Tengo que conseguir un cuaderno nuevo, me dije. Un cuaderno pequeño y de color opaco que lo pueda esconder debajo del colchón. Y con solo decirlo, lo veía, límpido, silencioso, entregándose a mi coja escritura infantil. El ansia me giraba como un carrusel, como una montaña rusa en el vientre. Hoy empiezo, me decía, cada mañana, al mismo tiempo que sentía otra aprensión: un miedo pavor a que mi madre descubriera mi diario (de mi padre, tenía menos miedo porque casi no me conocía o con frecuencia me olvidaba, como aquella vez que cruzando un parque volviendo de la escuela, lo encontré caminando con sus amigos. Se reían a carcajadas, discutían eufóricos. Yo no supe qué hacer al verlo. Pero me ganó el miedo y preferí escabullirme por detrás de los arbustos. Habría dado unos veinte pasos apresurados, cuando miré hacia atrás. Juro, por dios, que nos vimos al mismo tiempo). Mamá en cambio era clarividente, por no decir bruja. Segundos antes de que yo lo pensara, ella sabía aquello que tramaba, aquello que todavía no empezaba a hacer para salvarme. Porque esa era la cosa. Todos los días tenía que encontrar una manera de salvarme.

3

No sé a causa de qué y nunca he querido averiguarlo pero un diario escrito por mí —lo sentí repentinamente como una visión— sería un mecanismo no solamente de defensa sino de ataque, un arma con un poder casi divino. Como si en él mi escritura pudiese no solamente registrar la realidad sino transformarla, deformarla como yo quisiera o lo necesitara. Por eso, desde antes de proveerme clandestinamente de un cuaderno, tuve miedo de que mi diario fuera descubierto. No me refiero solamente al diario en sí sino al hecho de tenerlo, de llevarlo, de alimentarlo. Sería como tener un hijo escondido, o más bien un animal secreto, poderoso y terrible, capaz de todo por defenderme. Incluso, de hacerme daño para salvarme.
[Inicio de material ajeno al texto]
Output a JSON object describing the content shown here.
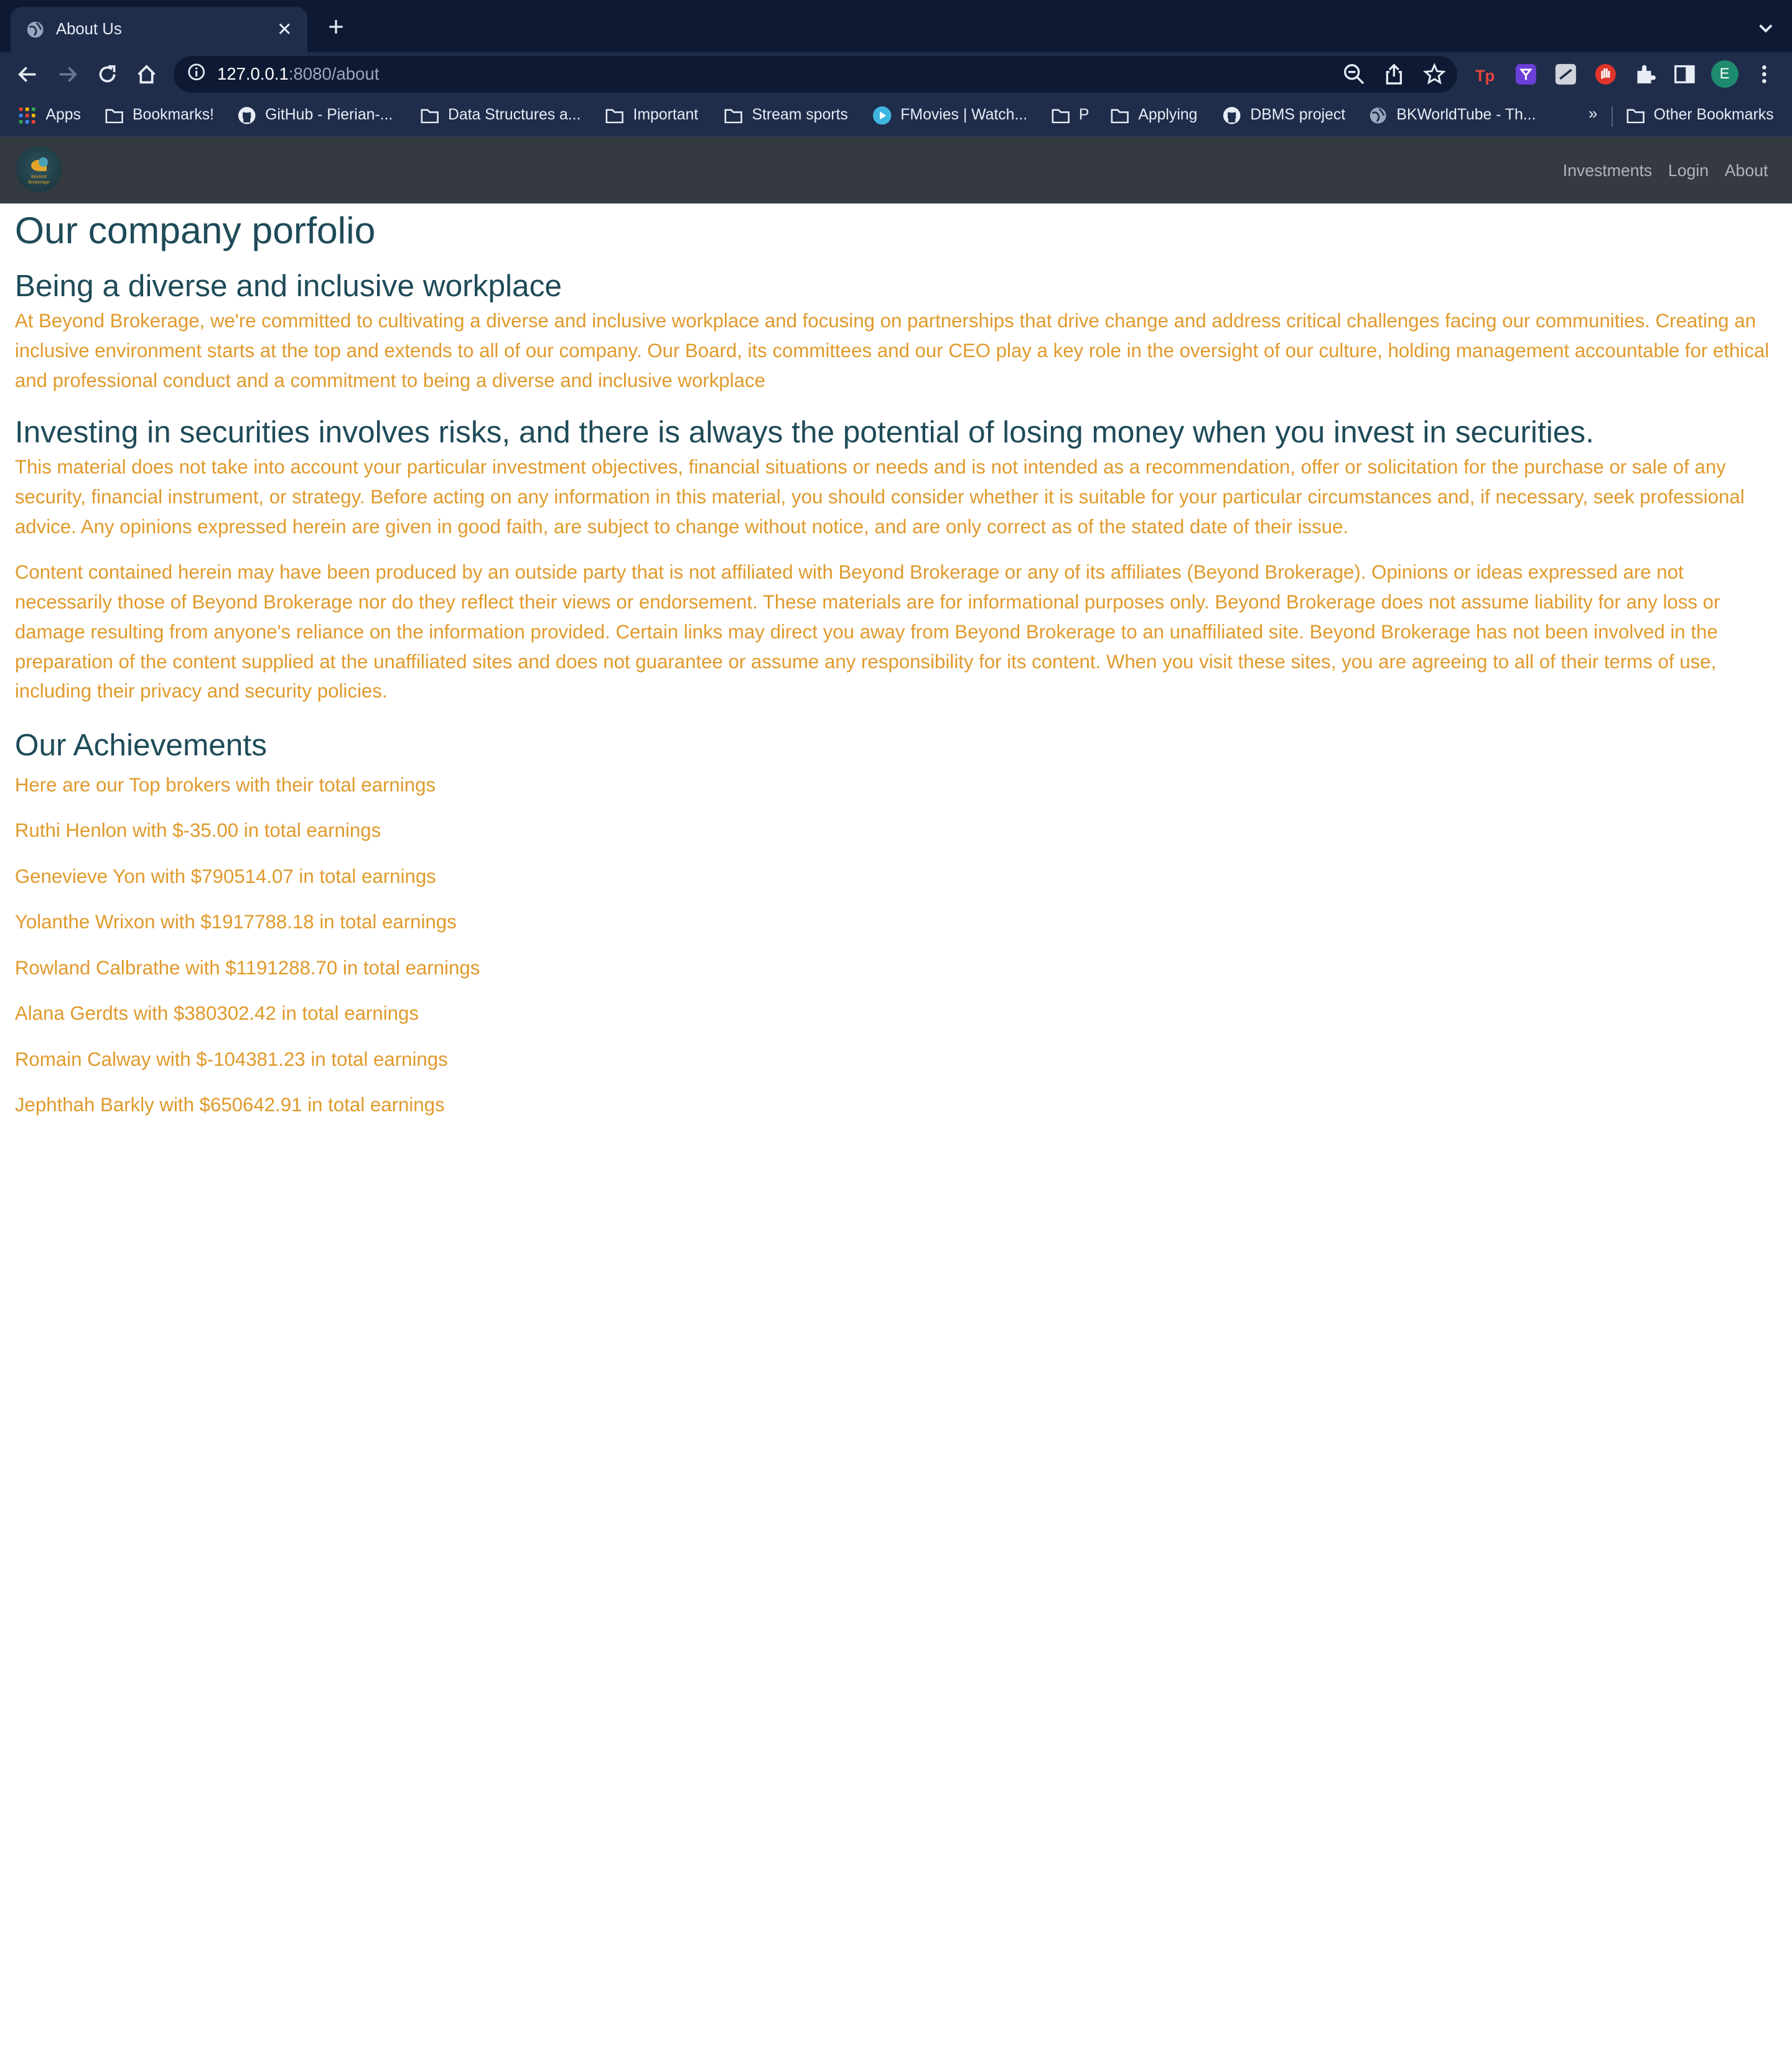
{
  "browser": {
    "tab_title": "About Us",
    "url_host": "127.0.0.1",
    "url_rest": ":8080/about",
    "profile_initial": "E",
    "bookmarks": [
      {
        "label": "Apps",
        "icon": "apps-grid-icon"
      },
      {
        "label": "Bookmarks!",
        "icon": "folder-icon"
      },
      {
        "label": "GitHub - Pierian-...",
        "icon": "github-icon"
      },
      {
        "label": "Data Structures a...",
        "icon": "folder-icon"
      },
      {
        "label": "Important",
        "icon": "folder-icon"
      },
      {
        "label": "Stream sports",
        "icon": "folder-icon"
      },
      {
        "label": "FMovies | Watch...",
        "icon": "play-icon"
      },
      {
        "label": "P",
        "icon": "folder-icon"
      },
      {
        "label": "Applying",
        "icon": "folder-icon"
      },
      {
        "label": "DBMS project",
        "icon": "github-icon"
      },
      {
        "label": "BKWorldTube - Th...",
        "icon": "globe-icon"
      }
    ],
    "bookmarks_more": "»",
    "other_bookmarks": "Other Bookmarks"
  },
  "site": {
    "logo_text": "Beyond Brokerage",
    "nav": [
      "Investments",
      "Login",
      "About"
    ]
  },
  "content": {
    "title": "Our company porfolio",
    "diversity_heading": "Being a diverse and inclusive workplace",
    "diversity_text": "At Beyond Brokerage, we're committed to cultivating a diverse and inclusive workplace and focusing on partnerships that drive change and address critical challenges facing our communities. Creating an inclusive environment starts at the top and extends to all of our company. Our Board, its committees and our CEO play a key role in the oversight of our culture, holding management accountable for ethical and professional conduct and a commitment to being a diverse and inclusive workplace",
    "risk_heading": "Investing in securities involves risks, and there is always the potential of losing money when you invest in securities.",
    "risk_text_1": "This material does not take into account your particular investment objectives, financial situations or needs and is not intended as a recommendation, offer or solicitation for the purchase or sale of any security, financial instrument, or strategy. Before acting on any information in this material, you should consider whether it is suitable for your particular circumstances and, if necessary, seek professional advice. Any opinions expressed herein are given in good faith, are subject to change without notice, and are only correct as of the stated date of their issue.",
    "risk_text_2": "Content contained herein may have been produced by an outside party that is not affiliated with Beyond Brokerage or any of its affiliates (Beyond Brokerage). Opinions or ideas expressed are not necessarily those of Beyond Brokerage nor do they reflect their views or endorsement. These materials are for informational purposes only. Beyond Brokerage does not assume liability for any loss or damage resulting from anyone's reliance on the information provided. Certain links may direct you away from Beyond Brokerage to an unaffiliated site. Beyond Brokerage has not been involved in the preparation of the content supplied at the unaffiliated sites and does not guarantee or assume any responsibility for its content. When you visit these sites, you are agreeing to all of their terms of use, including their privacy and security policies.",
    "achievements_heading": "Our Achievements",
    "achievements_intro": "Here are our Top brokers with their total earnings",
    "brokers": [
      "Ruthi Henlon with $-35.00 in total earnings",
      "Genevieve Yon with $790514.07 in total earnings",
      "Yolanthe Wrixon with $1917788.18 in total earnings",
      "Rowland Calbrathe with $1191288.70 in total earnings",
      "Alana Gerdts with $380302.42 in total earnings",
      "Romain Calway with $-104381.23 in total earnings",
      "Jephthah Barkly with $650642.91 in total earnings"
    ]
  }
}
Quién sabe si hasta de matarme y todo por protegerme.

4

Un sábado de diciembre, pocos días después de la muerte de mi padre, vendí una colección de revistas y regresé a casa con un clandestino cuaderno espiral de 200 hojas, color blanco y un lapicero de tinta negra. Sudaba frío. Tenía náusea. Necesitaba la noche. Mi enlutada madre, viéndome a la distancia, me dijo: algo me ocultas, pirata. Ve al baño, lávate la cara, toma la hoja de afeitar, rasúrate el cráneo. Cuida, por supuesto, de no manchar las paredes y el espejo. Después, me dijo: ven, miamor, mi pirata, ven, entra, y me besó con su boca fría y excesivamente pintada.

A partir de esa noche, saqué mi garfio, mi apolillada pata ortopédica, mi parche oscuro como negativo de la luna, y abrí mi cuaderno blanco en el que entré como a una nave, con el corazón cargado de soledad y la cabeza invadida de fantasmas.